Bangladesh's distinctive approach to tobacco control policy enforcement may offer a sustainable and flexible model for other countries, new Union research suggests.
Taskforces working at district levels to implement tobacco control laws are indicated to be both uniquely structured and effective once well-established. The model requires key public authorities, including health and police departments, to work with civil society to enforce smokefree areas, advertising bans and prohibition of sales to minors, in their local community. Violators are brought to justice on-the-spot by mobile courts, which have the power to conduct random inspections, issue fines and destroy illegal material.

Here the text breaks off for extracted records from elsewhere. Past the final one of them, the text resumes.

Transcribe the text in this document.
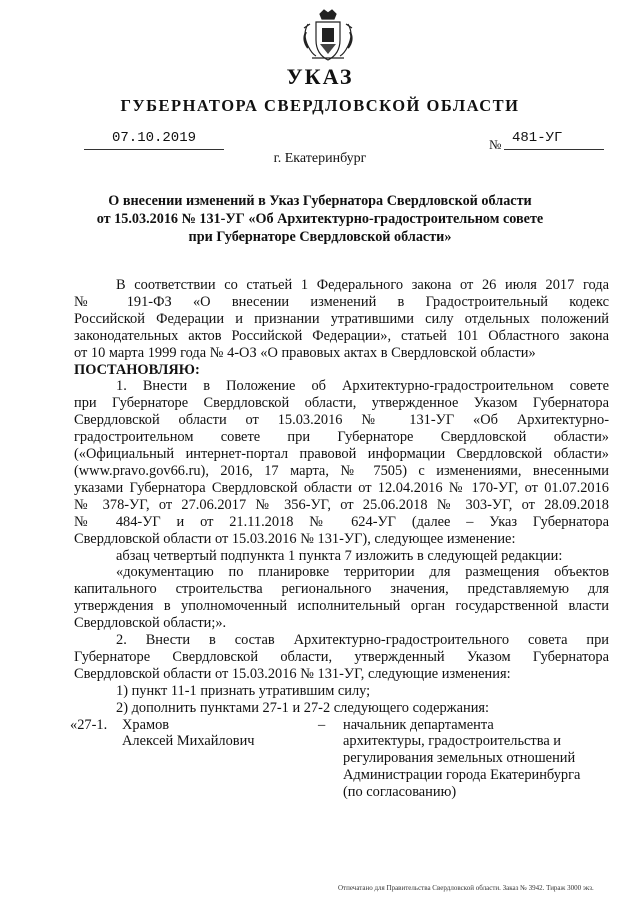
УКАЗ
ГУБЕРНАТОРА СВЕРДЛОВСКОЙ ОБЛАСТИ
07.10.2019	№ 481-УГ
г. Екатеринбург
О внесении изменений в Указ Губернатора Свердловской области
от 15.03.2016 № 131-УГ «Об Архитектурно-градостроительном совете
при Губернаторе Свердловской области»

В соответствии со статьей 1 Федерального закона от 26 июля 2017 года

№ 191-ФЗ «О внесении изменений в Градостроительный кодекс

Российской Федерации и признании утратившими силу отдельных положений

законодательных актов Российской Федерации», статьей 101 Областного закона

от 10 марта 1999 года № 4-ОЗ «О правовых актах в Свердловской области»

ПОСТАНОВЛЯЮ:

1. Внести в Положение об Архитектурно-градостроительном совете

при Губернаторе Свердловской области, утвержденное Указом Губернатора

Свердловской области от 15.03.2016 № 131-УГ «Об Архитектурно-

градостроительном совете при Губернаторе Свердловской области»

(«Официальный интернет-портал правовой информации Свердловской области»

(www.pravo.gov66.ru), 2016, 17 марта, № 7505) с изменениями, внесенными

указами Губернатора Свердловской области от 12.04.2016 № 170-УГ, от 01.07.2016

№ 378-УГ, от 27.06.2017 № 356-УГ, от 25.06.2018 № 303-УГ, от 28.09.2018

№ 484-УГ и от 21.11.2018 № 624-УГ (далее – Указ Губернатора

Свердловской области от 15.03.2016 № 131-УГ), следующее изменение:

абзац четвертый подпункта 1 пункта 7 изложить в следующей редакции:

«документацию по планировке территории для размещения объектов

капитального строительства регионального значения, представляемую для

утверждения в уполномоченный исполнительный орган государственной власти

Свердловской области;».

2. Внести в состав Архитектурно-градостроительного совета при

Губернаторе Свердловской области, утвержденный Указом Губернатора

Свердловской области от 15.03.2016 № 131-УГ, следующие изменения:

1) пункт 11-1 признать утратившим силу;

2) дополнить пунктами 27-1 и 27-2 следующего содержания:

«27-1. Храмов
Алексей Михайлович
– начальник департамента
архитектуры, градостроительства и
регулирования земельных отношений
Администрации города Екатеринбурга
(по согласованию)
Отпечатано для Правительства Свердловской области. Заказ № 3942. Тираж 3000 экз.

Although other countries use tobacco control taskforces, the combination of features within the Bangladeshi version appear to be unique. These multi-stakeholder taskforces operate within existing administrative structures, are low-cost, tailored to local needs, and can effectively address violations in a timely and public manner.
The study, Multi-Stakeholder Taskforces in Bangladesh – A Distinctive Approach to Build Sustainable Tobacco Control Implementation is published in the International Journal of Environmental Research and Public Health. It suggests that the current and potential contribution of tobacco control taskforces to local level policy implementation is substantial.
'The district taskforce model appears to offer an effective means to protect the population from the harms of tobacco use,' said Dr Angela Jackson-Morris, lead author of the study and Senior Grants Officer for The Union's tobacco control department. 'Key ingredients appear to be tailoring to local needs and context, and bringing together a wide variety of stakeholders not only to plan, but also to actively implement the law.'
Bangladesh's National Tobacco Control Cell began to develop taskforces across the country's 64 districts in 2007 as part of its strategy to tackle high rates of tobacco use. 43% percent of the adult population use tobacco, and the economic burden associated with the disease and premature death it causes is calculated to be greater than 3% of GDP.